The officials told the news agency that the initiative will reinforce India’s credentials as a reliable manufacturer and supplier of the vaccines and reaffirm its status as the “pharmacy of the world”.
India had also urged its Quad counterparts to invest in its vaccine production capacity to match China’s vaccine diplomacy, Reuters reported, citing an unidentified Indian government official.
Also read: Hope Quad summit is conducive to regional peace, not the opposite, says China
The Quad countries are also expected to build a procurement chain for rare earth metals to counter Chinese dominance in the area, Nikkei reported. China supplies the elements to the manufacturers of everything from motors to smartphones to batteries. China currently accounts for 60% of the world’s rare earths production and its dominance has created supply concerns, according to the newspaper.

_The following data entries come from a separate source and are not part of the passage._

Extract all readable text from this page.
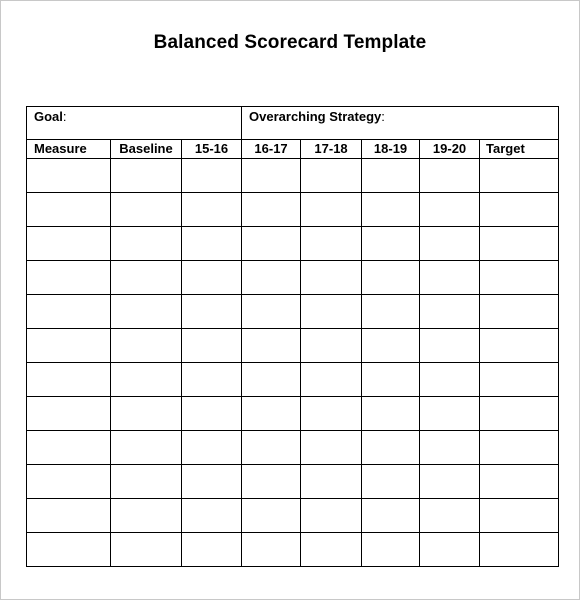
Balanced Scorecard Template
Goal:			Overarching Strategy:				
Measure	Baseline	15-16	16-17	17-18	18-19	19-20	Target
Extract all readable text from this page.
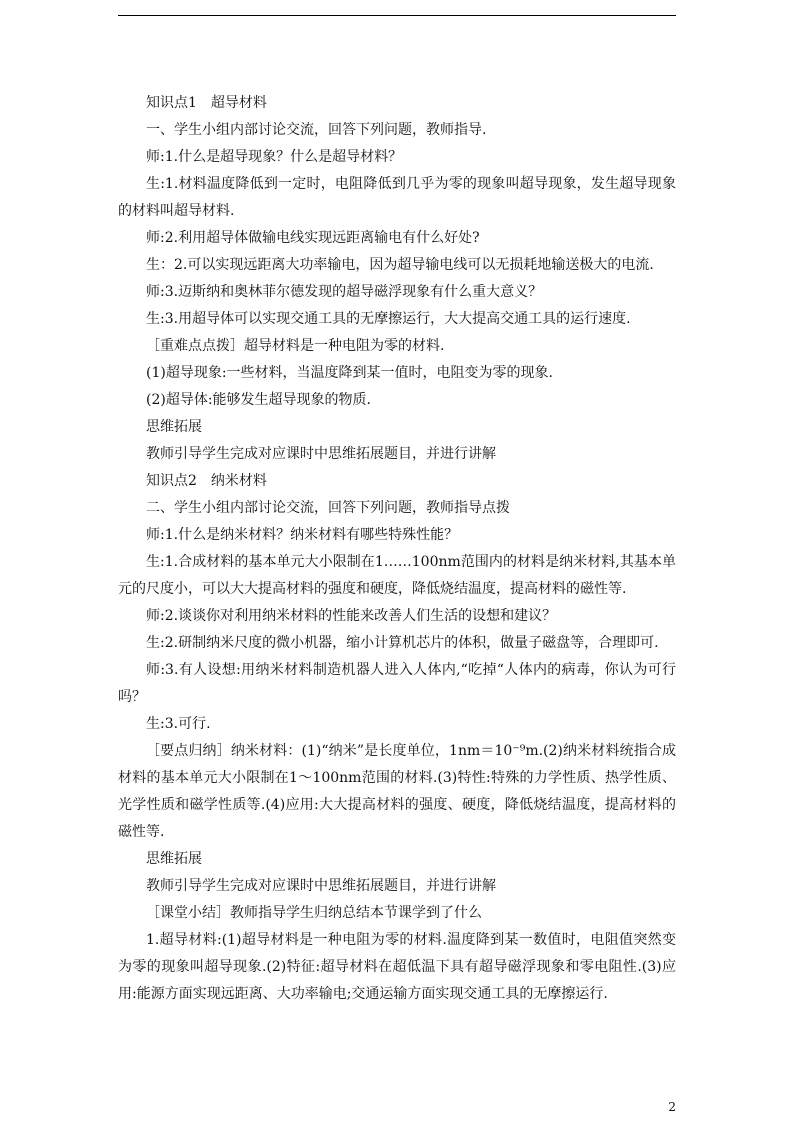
知识点1　超导材料

一、学生小组内部讨论交流，回答下列问题，教师指导.

师:1.什么是超导现象？什么是超导材料？

生:1.材料温度降低到一定时，电阻降低到几乎为零的现象叫超导现象，发生超导现象的材料叫超导材料.

师:2.利用超导体做输电线实现远距离输电有什么好处?

生：2.可以实现远距离大功率输电，因为超导输电线可以无损耗地输送极大的电流.

师:3.迈斯纳和奥林菲尔德发现的超导磁浮现象有什么重大意义？

生:3.用超导体可以实现交通工具的无摩擦运行，大大提高交通工具的运行速度.

［重难点点拨］超导材料是一种电阻为零的材料.

(1)超导现象:一些材料，当温度降到某一值时，电阻变为零的现象.

(2)超导体:能够发生超导现象的物质.

思维拓展

教师引导学生完成对应课时中思维拓展题目，并进行讲解

知识点2　纳米材料

二、学生小组内部讨论交流，回答下列问题，教师指导点拨

师:1.什么是纳米材料？纳米材料有哪些特殊性能？

生:1.合成材料的基本单元大小限制在1……100nm范围内的材料是纳米材料,其基本单元的尺度小，可以大大提高材料的强度和硬度，降低烧结温度，提高材料的磁性等.

师:2.谈谈你对利用纳米材料的性能来改善人们生活的设想和建议？

生:2.研制纳米尺度的微小机器，缩小计算机芯片的体积，做量子磁盘等，合理即可.

师:3.有人设想:用纳米材料制造机器人进入人体内,“吃掉“人体内的病毒，你认为可行吗？

生:3.可行.

［要点归纳］纳米材料：(1)“纳米”是长度单位，1nm＝10⁻⁹m.(2)纳米材料统指合成材料的基本单元大小限制在1～100nm范围的材料.(3)特性:特殊的力学性质、热学性质、光学性质和磁学性质等.(4)应用:大大提高材料的强度、硬度，降低烧结温度，提高材料的磁性等.

思维拓展

教师引导学生完成对应课时中思维拓展题目，并进行讲解

［课堂小结］教师指导学生归纳总结本节课学到了什么

1.超导材料:(1)超导材料是一种电阻为零的材料.温度降到某一数值时，电阻值突然变为零的现象叫超导现象.(2)特征:超导材料在超低温下具有超导磁浮现象和零电阻性.(3)应用:能源方面实现远距离、大功率输电;交通运输方面实现交通工具的无摩擦运行.

2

Before the virtual meeting, Modi tweeted: “The Summit will provide an opportunity to discuss a wide range of regional and global issues of shared interest.” The summit is expected to focus, among other things, on the vaccine initiative under which coronavirus vaccines will be developed in the US, manufactured in India, financed by Japan and the US, and supported by Australia.
Meanwhile, the US had said earlier this week that Biden made the summit one of his earliest multilateral engagements, and that it showed the importance the country gave to close cooperation with its allies in the Indo-Pacific region.
Last month, foreign ministers of the Quad coalition had met for a virtual summit. India’s Minister of External Affairs S Jaishankar, US Secretary of State Antony Blinken, Australian Foreign Minister Marise Payne and Japan’s Toshimitsu Motegi reiterated their common vision for a free, open and inclusive Indo-Pacific.
The Quad countries also vowed to uphold a rules-based international order, underpinned by “respect for territorial integrity and sovereignty, freedom of navigation and peaceful resolution of disputes”.
In October last year, the Second Quad Ministerial Meeting was held in in Tokyo. Former US Secretary of State Mike Pompeo had said that the alliance could be a “fabric” to counter Chinese threat. “Once we’ve institutionalised what we’re doing – the four of us together – we can begin to build out a true security framework,” he added.